The large population of repeating micro-earthquakes at Parkfield provides a unique opportunity to examine, model and test the extent to which fault interaction in the form of static stress changes and transient postseismic fault creep produces changes in frequency and magnitude of the events. Most shallower RES (< 7 km) experienced a strong reduction in Tr accompanied by an increase in Mo immediately following the 2004 Parkfield mainshock, evolving towards pre-earthquake values in subsequent years. Among the shallow RES, larger events show less variability in seismic moment than small events, even though their transient recurrence acceleration is strong.

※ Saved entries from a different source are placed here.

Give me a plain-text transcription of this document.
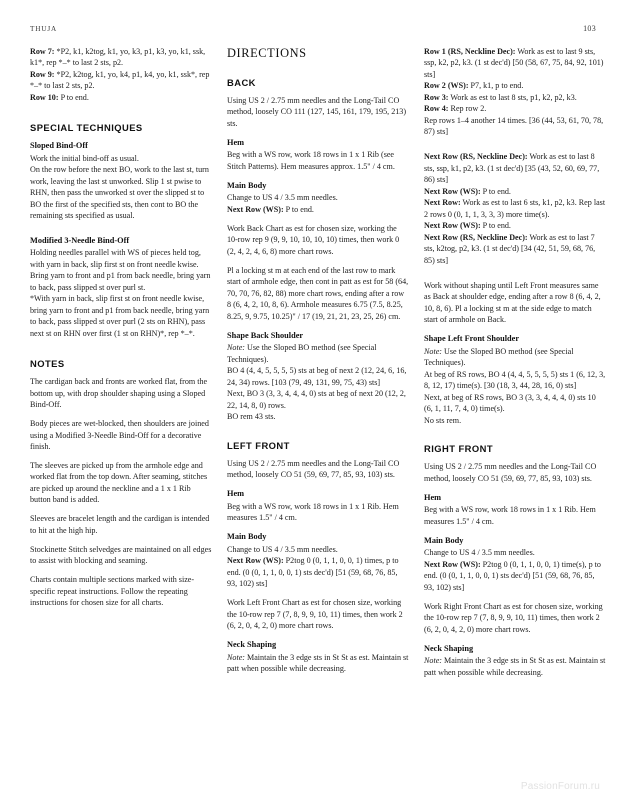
THUJA	103

Row 7: *P2, k1, k2tog, k1, yo, k3, p1, k3, yo, k1, ssk, k1*, rep *–* to last 2 sts, p2.

Row 9: *P2, k2tog, k1, yo, k4, p1, k4, yo, k1, ssk*, rep *–* to last 2 sts, p2.

Row 10: P to end.

SPECIAL TECHNIQUES
Sloped Bind-Off

Work the initial bind-off as usual.

On the row before the next BO, work to the last st, turn work, leaving the last st unworked. Slip 1 st pwise to RHN, then pass the unworked st over the slipped st to BO the first of the specified sts, then cont to BO the remaining sts specified as usual.

Modified 3-Needle Bind-Off

Holding needles parallel with WS of pieces held tog, with yarn in back, slip first st on front needle kwise. Bring yarn to front and p1 from back needle, bring yarn to back, pass slipped st over purl st.

*With yarn in back, slip first st on front needle kwise, bring yarn to front and p1 from back needle, bring yarn to back, pass slipped st over purl (2 sts on RHN), pass next st on RHN over first (1 st on RHN)*, rep *–*.

NOTES

The cardigan back and fronts are worked flat, from the bottom up, with drop shoulder shaping using a Sloped Bind-Off.

Body pieces are wet-blocked, then shoulders are joined using a Modified 3-Needle Bind-Off for a decorative finish.

The sleeves are picked up from the armhole edge and worked flat from the top down. After seaming, stitches are picked up around the neckline and a 1 x 1 Rib button band is added.

Sleeves are bracelet length and the cardigan is intended to hit at the high hip.

Stockinette Stitch selvedges are maintained on all edges to assist with blocking and seaming.

Charts contain multiple sections marked with size-specific repeat instructions. Follow the repeating instructions for chosen size for all charts.

DIRECTIONS
BACK

Using US 2 / 2.75 mm needles and the Long-Tail CO method, loosely CO 111 (127, 145, 161, 179, 195, 213) sts.

Hem

Beg with a WS row, work 18 rows in 1 x 1 Rib (see Stitch Patterns). Hem measures approx. 1.5" / 4 cm.

Main Body

Change to US 4 / 3.5 mm needles.

Next Row (WS): P to end.

Work Back Chart as est for chosen size, working the 10-row rep 9 (9, 9, 10, 10, 10, 10) times, then work 0 (2, 4, 2, 4, 6, 8) more chart rows.

Pl a locking st m at each end of the last row to mark start of armhole edge, then cont in patt as est for 58 (64, 70, 70, 76, 82, 88) more chart rows, ending after a row 8 (6, 4, 2, 10, 8, 6). Armhole measures 6.75 (7.5, 8.25, 8.25, 9, 9.75, 10.25)" / 17 (19, 21, 21, 23, 25, 26) cm.

Shape Back Shoulder

Note: Use the Sloped BO method (see Special Techniques).

BO 4 (4, 4, 5, 5, 5, 5) sts at beg of next 2 (12, 24, 6, 16, 24, 34) rows. [103 (79, 49, 131, 99, 75, 43) sts]

Next, BO 3 (3, 3, 4, 4, 4, 0) sts at beg of next 20 (12, 2, 22, 14, 8, 0) rows.

BO rem 43 sts.

LEFT FRONT

Using US 2 / 2.75 mm needles and the Long-Tail CO method, loosely CO 51 (59, 69, 77, 85, 93, 103) sts.

Hem

Beg with a WS row, work 18 rows in 1 x 1 Rib. Hem measures 1.5" / 4 cm.

Main Body

Change to US 4 / 3.5 mm needles.

Next Row (WS): P2tog 0 (0, 1, 1, 0, 0, 1) times, p to end. (0 (0, 1, 1, 0, 0, 1) sts dec'd) [51 (59, 68, 76, 85, 93, 102) sts]

Work Left Front Chart as est for chosen size, working the 10-row rep 7 (7, 8, 9, 9, 10, 11) times, then work 2 (6, 2, 0, 4, 2, 0) more chart rows.

Neck Shaping

Note: Maintain the 3 edge sts in St St as est. Maintain st patt when possible while decreasing.

Row 1 (RS, Neckline Dec): Work as est to last 9 sts, ssp, k2, p2, k3. (1 st dec'd) [50 (58, 67, 75, 84, 92, 101) sts]

Row 2 (WS): P7, k1, p to end.

Row 3: Work as est to last 8 sts, p1, k2, p2, k3.

Row 4: Rep row 2.

Rep rows 1–4 another 14 times. [36 (44, 53, 61, 70, 78, 87) sts]

Next Row (RS, Neckline Dec): Work as est to last 8 sts, ssp, k1, p2, k3. (1 st dec'd) [35 (43, 52, 60, 69, 77, 86) sts]

Next Row (WS): P to end.

Next Row: Work as est to last 6 sts, k1, p2, k3. Rep last 2 rows 0 (0, 1, 1, 3, 3, 3) more time(s).

Next Row (WS): P to end.

Next Row (RS, Neckline Dec): Work as est to last 7 sts, k2tog, p2, k3. (1 st dec'd) [34 (42, 51, 59, 68, 76, 85) sts]

Work without shaping until Left Front measures same as Back at shoulder edge, ending after a row 8 (6, 4, 2, 10, 8, 6). Pl a locking st m at the side edge to match start of armhole on Back.

Shape Left Front Shoulder

Note: Use the Sloped BO method (see Special Techniques).

At beg of RS rows, BO 4 (4, 4, 5, 5, 5, 5) sts 1 (6, 12, 3, 8, 12, 17) time(s). [30 (18, 3, 44, 28, 16, 0) sts]

Next, at beg of RS rows, BO 3 (3, 3, 4, 4, 4, 0) sts 10 (6, 1, 11, 7, 4, 0) time(s).

No sts rem.

RIGHT FRONT

Using US 2 / 2.75 mm needles and the Long-Tail CO method, loosely CO 51 (59, 69, 77, 85, 93, 103) sts.

Hem

Beg with a WS row, work 18 rows in 1 x 1 Rib. Hem measures 1.5" / 4 cm.

Main Body

Change to US 4 / 3.5 mm needles.

Next Row (WS): P2tog 0 (0, 1, 1, 0, 0, 1) time(s), p to end. (0 (0, 1, 1, 0, 0, 1) sts dec'd) [51 (59, 68, 76, 85, 93, 102) sts]

Work Right Front Chart as est for chosen size, working the 10-row rep 7 (7, 8, 9, 9, 10, 11) times, then work 2 (6, 2, 0, 4, 2, 0) more chart rows.

Neck Shaping

Note: Maintain the 3 edge sts in St St as est. Maintain st patt when possible while decreasing.

PassionForum.ru
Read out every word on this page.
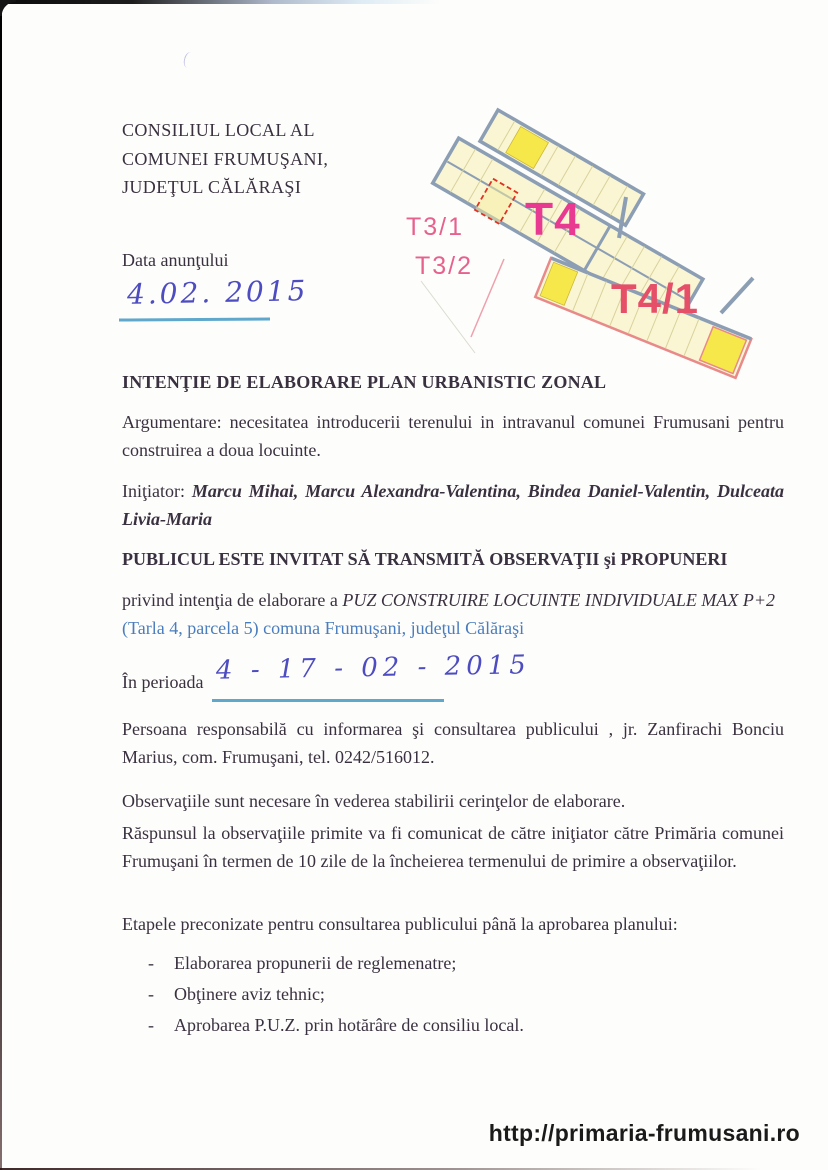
CONSILIUL LOCAL AL
COMUNEI FRUMUŞANI,
JUDEŢUL CĂLĂRAŞI
Data anunţului
4.02. 2015
T3/1
T3/2
T4
T4/1
INTENŢIE DE ELABORARE PLAN URBANISTIC ZONAL
Argumentare: necesitatea introducerii terenului in intravanul comunei Frumusani pentru construirea a doua locuinte.
Iniţiator: Marcu Mihai, Marcu Alexandra-Valentina, Bindea Daniel-Valentin, Dulceata Livia-Maria
PUBLICUL ESTE INVITAT SĂ TRANSMITĂ OBSERVAŢII şi PROPUNERI
privind intenţia de elaborare a PUZ CONSTRUIRE LOCUINTE INDIVIDUALE MAX P+2 (Tarla 4, parcela 5) comuna Frumuşani, judeţul Călăraşi
În perioada 4 - 17 - 02 - 2015
Persoana responsabilă cu informarea şi consultarea publicului , jr. Zanfirachi Bonciu Marius, com. Frumuşani, tel. 0242/516012.
Observaţiile sunt necesare în vederea stabilirii cerinţelor de elaborare.
Răspunsul la observaţiile primite va fi comunicat de către iniţiator către Primăria comunei Frumuşani în termen de 10 zile de la încheierea termenului de primire a observaţiilor.
Etapele preconizate pentru consultarea publicului până la aprobarea planului:
-	Elaborarea propunerii de reglemenatre;
-	Obţinere aviz tehnic;
-	Aprobarea P.U.Z. prin hotărâre de consiliu local.
http://primaria-frumusani.ro
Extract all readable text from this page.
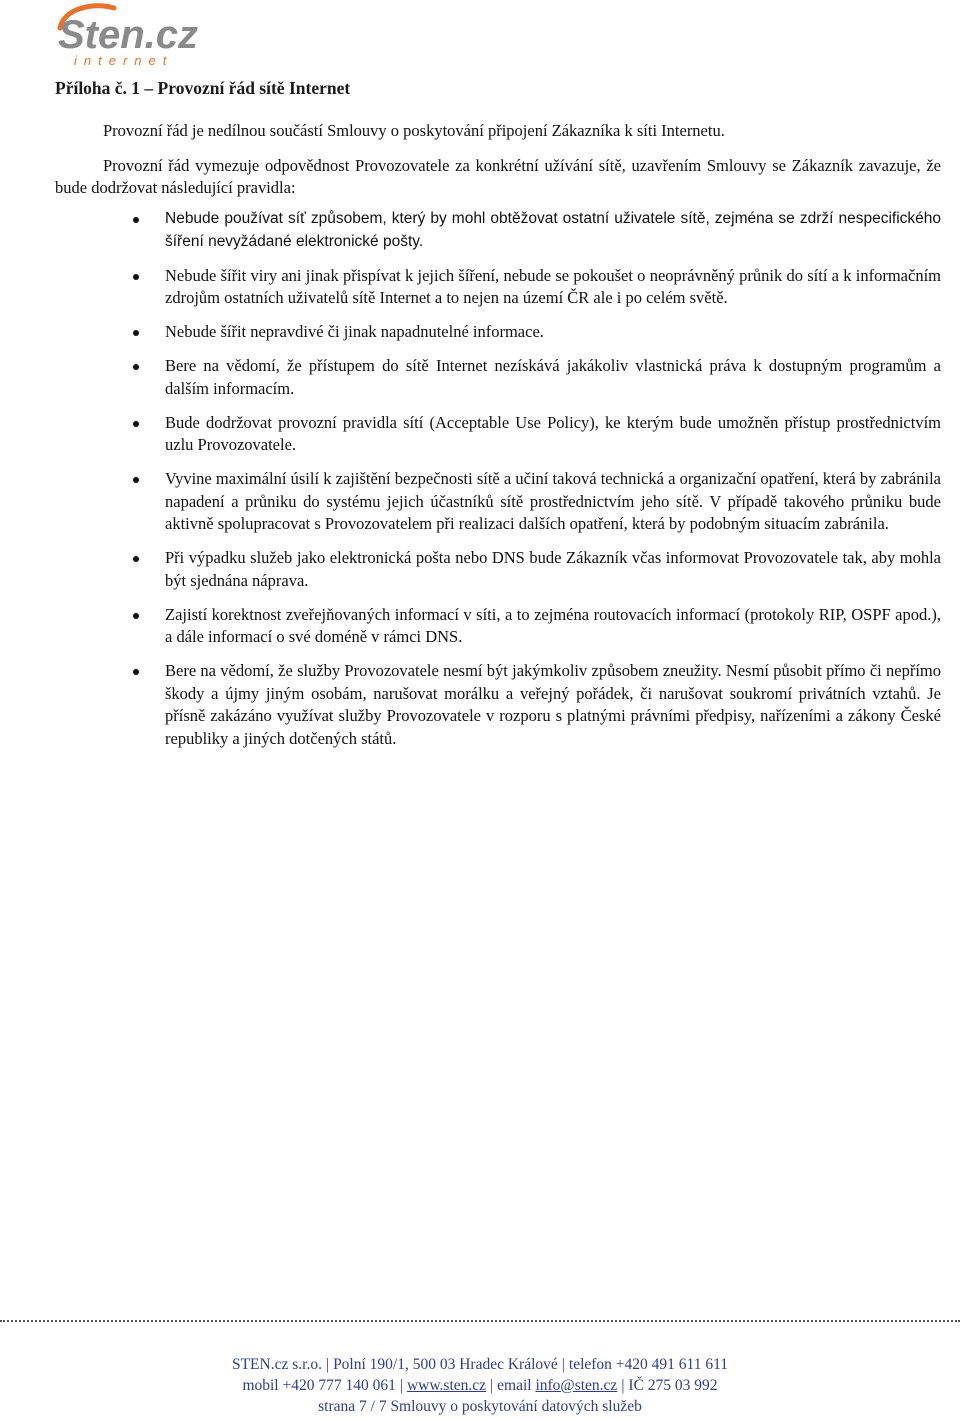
Sten.cz
internet
Příloha č. 1 – Provozní řád sítě Internet
Provozní řád je nedílnou součástí Smlouvy o poskytování připojení Zákazníka k síti Internetu.
Provozní řád vymezuje odpovědnost Provozovatele za konkrétní užívání sítě, uzavřením Smlouvy se Zákazník zavazuje, že bude dodržovat následující pravidla:
Nebude používat síť způsobem, který by mohl obtěžovat ostatní uživatele sítě, zejména se zdrží nespecifického šíření nevyžádané elektronické pošty.
Nebude šířit viry ani jinak přispívat k jejich šíření, nebude se pokoušet o neoprávněný průnik do sítí a k informačním zdrojům ostatních uživatelů sítě Internet a to nejen na území ČR ale i po celém světě.
Nebude šířit nepravdivé či jinak napadnutelné informace.
Bere na vědomí, že přístupem do sítě Internet nezískává jakákoliv vlastnická práva k dostupným programům a dalším informacím.
Bude dodržovat provozní pravidla sítí (Acceptable Use Policy), ke kterým bude umožněn přístup prostřednictvím uzlu Provozovatele.
Vyvine maximální úsilí k zajištění bezpečnosti sítě a učiní taková technická a organizační opatření, která by zabránila napadení a průniku do systému jejich účastníků sítě prostřednictvím jeho sítě. V případě takového průniku bude aktivně spolupracovat s Provozovatelem při realizaci dalších opatření, která by podobným situacím zabránila.
Při výpadku služeb jako elektronická pošta nebo DNS bude Zákazník včas informovat Provozovatele tak, aby mohla být sjednána náprava.
Zajistí korektnost zveřejňovaných informací v síti, a to zejména routovacích informací (protokoly RIP, OSPF apod.), a dále informací o své doméně v rámci DNS.
Bere na vědomí, že služby Provozovatele nesmí být jakýmkoliv způsobem zneužity. Nesmí působit přímo či nepřímo škody a újmy jiným osobám, narušovat morálku a veřejný pořádek, či narušovat soukromí privátních vztahů. Je přísně zakázáno využívat služby Provozovatele v rozporu s platnými právními předpisy, nařízeními a zákony České republiky a jiných dotčených států.
STEN.cz s.r.o. | Polní 190/1, 500 03 Hradec Králové | telefon +420 491 611 611
mobil +420 777 140 061 | www.sten.cz | email info@sten.cz | IČ 275 03 992
strana 7 / 7 Smlouvy o poskytování datových služeb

This magnitude-dependent postseismic behavior can be qualitatively explained by 3-D models using rate and state friction laws. Small asperities tend to accumulate most of their slip aseismically, with earthquakes occupying a small fraction of their area. When experiencing higher loading rates, these small events are found to rupture a larger area of the velocity-weakening asperity, producing the observed behavior of increasing moment with increasing loading rate and decreasing recurrence intervals. For the postseismic period, the good correlation between the observation and model predictions implies that the sudden increase and time-varying loading rate on the velocity-weakening patch play a significant role in a repeater's seismic properties. Such an inference, however, should be tested with proper laboratory-based friction experiments in the future.